Mayo should, at least, be more familiar with how the Dolphins’ operate - which still isn’t at full speed (5.4 YPP in their last three games), so getting over a touchdown in a game where the teams are more evenly matched than they’re perceived to be is a no-brainer. If Maye can fully eliminate the turnovers, New England might pull off the upset the Raiders couldn’t.
Giants (+210) over Buccaneers
(ATS bet: Giants +6, DraftKings)
I was all ready to hang the buy sign on the Buccaneers out of their bye week, so this is uncomfortable even before we get to sideline shots of Tommy DeVito’s agent.
However, the overall premise of what we do here is based on value, and the Giants’ estimated market rating has dropped from around 38/100 to a rock-bottom 20/100 as New York has announced the Daniel Jones era is over, and DeVito gets the first crack at the starting quarterback job for the remainder of the year.
Was Jones playing well enough to warrant this much of a loss of faith?
If he was, he wouldn’t be getting benched in the first place.
Can DeVito play well enough, with burgeoning offensive pieces like Malik Nabers and Tyrone Tracy around him for the Giants to win?
Honestly, as much as the “Tommy Cutlets” thing took hold of New York last year, DeVito’s statistical production didn’t scream success, but the Giants won three straight games anyway.
If we’ve learned anything this season, it’s that there’s a level of team that shouldn’t be favored by a significant amount, and even if the Buccaneers’ have shown an admirable toughness as an underdog, giving six points is too many.
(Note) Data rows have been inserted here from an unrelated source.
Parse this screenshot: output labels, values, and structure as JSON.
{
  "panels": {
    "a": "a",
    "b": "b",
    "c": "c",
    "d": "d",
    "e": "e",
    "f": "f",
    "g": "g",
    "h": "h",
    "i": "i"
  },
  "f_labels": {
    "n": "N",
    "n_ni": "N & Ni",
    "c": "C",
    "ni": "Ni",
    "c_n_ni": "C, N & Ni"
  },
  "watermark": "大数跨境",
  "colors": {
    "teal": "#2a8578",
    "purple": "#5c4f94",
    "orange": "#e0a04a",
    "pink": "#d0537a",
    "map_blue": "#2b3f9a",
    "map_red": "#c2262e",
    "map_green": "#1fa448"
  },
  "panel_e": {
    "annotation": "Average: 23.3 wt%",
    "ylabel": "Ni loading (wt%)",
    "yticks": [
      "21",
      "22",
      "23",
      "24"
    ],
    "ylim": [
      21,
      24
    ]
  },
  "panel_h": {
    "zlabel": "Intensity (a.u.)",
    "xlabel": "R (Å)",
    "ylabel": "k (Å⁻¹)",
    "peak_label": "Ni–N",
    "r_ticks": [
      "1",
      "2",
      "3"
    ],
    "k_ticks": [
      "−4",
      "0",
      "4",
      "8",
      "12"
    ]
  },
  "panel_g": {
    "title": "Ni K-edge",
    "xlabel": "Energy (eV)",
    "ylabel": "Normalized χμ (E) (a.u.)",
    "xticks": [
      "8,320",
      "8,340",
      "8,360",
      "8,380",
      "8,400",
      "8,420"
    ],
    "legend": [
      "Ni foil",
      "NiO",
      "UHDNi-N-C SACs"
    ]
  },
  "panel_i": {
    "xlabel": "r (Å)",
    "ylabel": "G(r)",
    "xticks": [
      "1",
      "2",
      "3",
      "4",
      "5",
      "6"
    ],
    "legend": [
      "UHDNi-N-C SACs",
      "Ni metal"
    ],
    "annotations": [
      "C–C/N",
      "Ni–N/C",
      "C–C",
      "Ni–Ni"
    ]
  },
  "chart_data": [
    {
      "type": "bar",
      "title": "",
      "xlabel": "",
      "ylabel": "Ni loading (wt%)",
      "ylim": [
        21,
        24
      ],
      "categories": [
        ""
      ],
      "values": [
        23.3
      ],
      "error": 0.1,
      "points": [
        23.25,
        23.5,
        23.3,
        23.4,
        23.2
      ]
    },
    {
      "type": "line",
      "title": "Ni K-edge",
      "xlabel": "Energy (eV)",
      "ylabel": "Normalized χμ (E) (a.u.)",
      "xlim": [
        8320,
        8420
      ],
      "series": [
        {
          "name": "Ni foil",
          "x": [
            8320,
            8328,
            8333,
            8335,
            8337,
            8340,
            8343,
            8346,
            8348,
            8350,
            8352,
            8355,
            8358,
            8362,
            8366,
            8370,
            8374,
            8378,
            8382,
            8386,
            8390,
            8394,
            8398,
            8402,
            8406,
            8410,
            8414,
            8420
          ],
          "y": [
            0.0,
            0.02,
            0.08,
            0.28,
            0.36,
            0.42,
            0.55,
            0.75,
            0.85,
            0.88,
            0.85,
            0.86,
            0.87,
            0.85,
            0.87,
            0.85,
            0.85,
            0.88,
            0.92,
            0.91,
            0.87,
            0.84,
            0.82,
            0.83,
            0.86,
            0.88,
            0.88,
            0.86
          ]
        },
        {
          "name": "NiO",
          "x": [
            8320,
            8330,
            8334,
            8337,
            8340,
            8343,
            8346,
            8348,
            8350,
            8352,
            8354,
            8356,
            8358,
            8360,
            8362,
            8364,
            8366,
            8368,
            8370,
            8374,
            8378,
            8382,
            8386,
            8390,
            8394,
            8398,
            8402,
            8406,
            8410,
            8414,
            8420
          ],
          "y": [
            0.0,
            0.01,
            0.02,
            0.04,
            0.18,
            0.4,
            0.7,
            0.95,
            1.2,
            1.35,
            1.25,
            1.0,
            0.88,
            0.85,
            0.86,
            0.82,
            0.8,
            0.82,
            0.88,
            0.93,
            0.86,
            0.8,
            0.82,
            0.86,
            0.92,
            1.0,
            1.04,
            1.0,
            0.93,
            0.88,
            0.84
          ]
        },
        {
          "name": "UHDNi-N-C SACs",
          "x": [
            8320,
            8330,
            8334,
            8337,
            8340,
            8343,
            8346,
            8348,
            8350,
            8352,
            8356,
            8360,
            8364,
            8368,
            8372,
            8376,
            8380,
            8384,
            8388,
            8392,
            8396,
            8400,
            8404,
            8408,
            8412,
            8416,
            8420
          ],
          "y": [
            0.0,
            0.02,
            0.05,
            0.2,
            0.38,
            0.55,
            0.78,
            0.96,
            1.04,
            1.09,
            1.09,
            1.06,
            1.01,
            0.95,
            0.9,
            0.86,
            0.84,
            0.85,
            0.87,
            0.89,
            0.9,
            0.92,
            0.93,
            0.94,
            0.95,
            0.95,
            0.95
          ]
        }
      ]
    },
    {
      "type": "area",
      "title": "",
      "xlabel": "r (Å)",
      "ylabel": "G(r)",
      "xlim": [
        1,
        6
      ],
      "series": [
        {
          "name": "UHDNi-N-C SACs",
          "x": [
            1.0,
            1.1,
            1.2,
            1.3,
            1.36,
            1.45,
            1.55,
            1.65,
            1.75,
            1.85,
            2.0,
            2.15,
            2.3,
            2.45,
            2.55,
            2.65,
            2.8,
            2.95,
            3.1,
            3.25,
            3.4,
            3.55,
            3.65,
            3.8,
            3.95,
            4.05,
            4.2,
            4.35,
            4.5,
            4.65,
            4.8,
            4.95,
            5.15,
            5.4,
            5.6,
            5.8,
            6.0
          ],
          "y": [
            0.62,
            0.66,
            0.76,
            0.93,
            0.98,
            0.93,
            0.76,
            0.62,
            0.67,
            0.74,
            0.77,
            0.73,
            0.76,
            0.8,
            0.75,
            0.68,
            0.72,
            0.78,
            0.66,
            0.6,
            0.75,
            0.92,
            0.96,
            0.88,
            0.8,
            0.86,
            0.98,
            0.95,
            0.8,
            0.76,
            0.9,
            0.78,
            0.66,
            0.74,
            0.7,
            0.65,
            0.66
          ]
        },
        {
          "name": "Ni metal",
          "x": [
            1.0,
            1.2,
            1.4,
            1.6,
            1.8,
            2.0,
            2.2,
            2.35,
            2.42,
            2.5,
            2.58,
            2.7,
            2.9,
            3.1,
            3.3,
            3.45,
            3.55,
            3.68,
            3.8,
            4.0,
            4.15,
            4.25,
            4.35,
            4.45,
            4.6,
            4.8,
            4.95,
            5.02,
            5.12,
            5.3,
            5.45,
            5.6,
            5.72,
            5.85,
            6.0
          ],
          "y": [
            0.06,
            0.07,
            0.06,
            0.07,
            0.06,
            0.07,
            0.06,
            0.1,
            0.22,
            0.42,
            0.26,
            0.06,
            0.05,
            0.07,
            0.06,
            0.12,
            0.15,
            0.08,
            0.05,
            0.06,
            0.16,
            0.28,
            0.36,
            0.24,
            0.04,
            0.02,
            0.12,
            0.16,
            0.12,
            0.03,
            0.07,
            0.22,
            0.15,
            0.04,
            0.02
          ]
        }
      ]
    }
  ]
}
If DeVito - who threw just one interception after a pair in his NFL starting debut - can limit the turnovers that Jones couldn’t, maybe the Giants can muster just enough offense to win.
Titans (+310) over Texans
(ATS bet: Titans +8, Bet365)
The Titans are bad, but the Texans are underwhelming.
That doesn’t mean Tennessee will get just their third, and by far most impressive, win of the season, but Houston needs to show more on offense for them to be a good bet to pull away from a team that can play a little defense.
The Titans have allowed the fourth-fewest yards per pass attempt, and the third-fewest overall yards per play. At its best, CJ Stroud and the Texans’ offense thrives on connecting on the deep ball, but that’s been largely missing this season. Nico Collins returned on Monday, but Houston was still missing that juice. Instead, they were able to run the ball on Dallas, and outlasted the Cowboys in a game that was closer for longer than it needed to be.
Will Levis still hasn’t won a game this season, but the Titans’ offense is still willing to take shots down the field and occasionally create explosive plays. That gives them the proverbial punchers’ chance. Combine that with fewer of the catastrophic mistakes made by Levis early in the season that burned the Titans in competitive games, and you can envision a close game here. If Tennessee, the first team the Texans have played with a good run defense (4.1 yards per rush allowed) can be one of few teams to not get gashed by Joe Mixon, the Titans have a shot at a major upset.